Detecting model drift. LLM providers update their models without notice. OpenAI has acknowledged updating GPT-4 and GPT-3.5-turbo between major version releases. These silent updates can change output quality, length, formatting, and behavior in subtle ways. Continuous evaluation is the only reliable way to detect these changes. Track your online eval scores on a 7-day rolling average. If the average drops by more than 2 standard deviations from its 30-day baseline, trigger an alert. This catches both sudden regressions (a model update that breaks a specific behavior) and gradual drift (slowly declining quality over weeks).

User feedback as an eval signal. Implicit and explicit user feedback provides the most direct quality signal available — it measures what actually matters to your users, not what your rubric says should matter. Integrate feedback mechanisms into your eval pipeline:

Explicit feedback: Thumbs up/down, 1–5 star ratings, "Was this helpful?" buttons. Even a 5–10% response rate provides valuable signal at scale.
Implicit feedback: Regeneration rate (user clicked "try again"), edit rate (user modified the AI output), copy rate (user copied the output — likely indicates satisfaction), session abandonment (user left after receiving the response — possible dissatisfaction).
Escalation signals: User contacted support after an AI interaction, user switched from AI-assisted to manual workflow, user explicitly reported an incorrect AI response.

Feed these signals back into your eval pipeline.
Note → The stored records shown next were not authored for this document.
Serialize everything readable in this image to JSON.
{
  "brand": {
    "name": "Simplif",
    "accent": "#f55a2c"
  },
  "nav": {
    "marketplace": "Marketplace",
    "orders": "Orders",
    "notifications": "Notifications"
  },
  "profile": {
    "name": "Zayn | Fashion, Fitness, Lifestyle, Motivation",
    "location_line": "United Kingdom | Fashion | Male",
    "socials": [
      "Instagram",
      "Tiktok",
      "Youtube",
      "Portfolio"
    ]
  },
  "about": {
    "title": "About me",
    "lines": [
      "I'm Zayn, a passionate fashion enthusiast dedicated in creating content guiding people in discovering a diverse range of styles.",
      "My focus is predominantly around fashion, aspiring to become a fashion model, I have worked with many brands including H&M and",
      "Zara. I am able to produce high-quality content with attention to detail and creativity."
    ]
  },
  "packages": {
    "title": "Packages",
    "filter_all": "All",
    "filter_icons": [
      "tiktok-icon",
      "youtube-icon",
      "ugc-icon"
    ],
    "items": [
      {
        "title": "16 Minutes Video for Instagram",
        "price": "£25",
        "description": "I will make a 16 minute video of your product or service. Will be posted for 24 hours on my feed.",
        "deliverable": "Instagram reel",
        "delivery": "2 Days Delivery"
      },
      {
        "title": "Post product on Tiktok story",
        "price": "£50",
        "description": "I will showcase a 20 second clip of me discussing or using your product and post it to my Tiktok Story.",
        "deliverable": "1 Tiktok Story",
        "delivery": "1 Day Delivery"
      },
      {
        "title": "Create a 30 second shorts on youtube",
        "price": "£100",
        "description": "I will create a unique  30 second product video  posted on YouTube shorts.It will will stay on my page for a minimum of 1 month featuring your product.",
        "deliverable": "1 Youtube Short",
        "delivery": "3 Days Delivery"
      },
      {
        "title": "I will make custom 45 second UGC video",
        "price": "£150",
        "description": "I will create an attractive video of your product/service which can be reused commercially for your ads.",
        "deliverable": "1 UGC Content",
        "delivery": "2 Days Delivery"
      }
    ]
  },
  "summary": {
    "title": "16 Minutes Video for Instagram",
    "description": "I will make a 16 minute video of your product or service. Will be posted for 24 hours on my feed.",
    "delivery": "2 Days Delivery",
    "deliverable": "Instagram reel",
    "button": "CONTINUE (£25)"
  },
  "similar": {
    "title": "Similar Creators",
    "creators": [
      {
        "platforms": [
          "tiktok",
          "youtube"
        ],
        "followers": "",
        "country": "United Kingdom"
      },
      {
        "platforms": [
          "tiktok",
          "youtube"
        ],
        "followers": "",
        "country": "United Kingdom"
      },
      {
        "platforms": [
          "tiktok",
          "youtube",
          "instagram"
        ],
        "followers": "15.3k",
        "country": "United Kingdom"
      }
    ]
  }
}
If users consistently rate responses from a particular model or prompt configuration lower than expected, your offline evals may have a blind spot. Use negative user feedback to generate new test cases that cover the failure modes your existing eval dataset misses.

Eval-driven cost optimization loop. The most mature AI cost management practices combine continuous evaluation with continuous optimization in a closed-loop system:

Monitor: CostHawk tracks per-request costs, model utilization, and spend trends in real time.
Hypothesize: Cost analytics reveal optimization opportunities — "60% of requests go to GPT-4o but 45% of those are simple classification tasks that a cheaper model could handle."
Test: Route a shadow sample of those classification requests to GPT-4o mini. Run evals comparing quality.
Validate: Evals show GPT-4o mini scores 96% vs GPT-4o's 97% on classification accuracy. The 1-point gap is within noise.
Deploy: Route classification requests to GPT-4o mini. Monitor online eval scores for regression.
Measure: CostHawk confirms the optimization saved $4,200/month with no quality degradation in online evals.
Repeat: Move to the next optimization opportunity identified by CostHawk's analytics.

This loop turns cost optimization from a periodic exercise ("let's review our AI costs this quarter") into a continuous engineering practice with measurable, data-backed improvements week over week.

FAQ

Frequently Asked Questions

How many test cases do I need in my eval dataset?+

For most production applications, 200–500 test cases provide a statistically meaningful quality signal. With 200 cases, your accuracy estimates have a 95% confidence interval of roughly ±5–7 percentage points — sufficient to detect a model switch that drops accuracy from 95% to 88%, but too coarse to detect a 2-point regression. With 500 cases, the confidence interval narrows to ±3–4 points, catching smaller regressions. Beyond 1,000 cases, the marginal improvement in statistical precision diminishes rapidly, so most teams see diminishing returns past that threshold. The more important consideration is dataset quality rather than quantity — 200 carefully curated cases covering edge cases, failure modes, and representative production traffic patterns will outperform 2,000 randomly sampled cases that are 90% easy examples the model always gets right. Start with 100 hand-curated cases that stress-test known weaknesses, then gradually add production examples. CostHawk can help you identify which request patterns are most expensive, which is a useful heuristic for prioritizing eval coverage — optimizing your highest-cost request types delivers the biggest savings.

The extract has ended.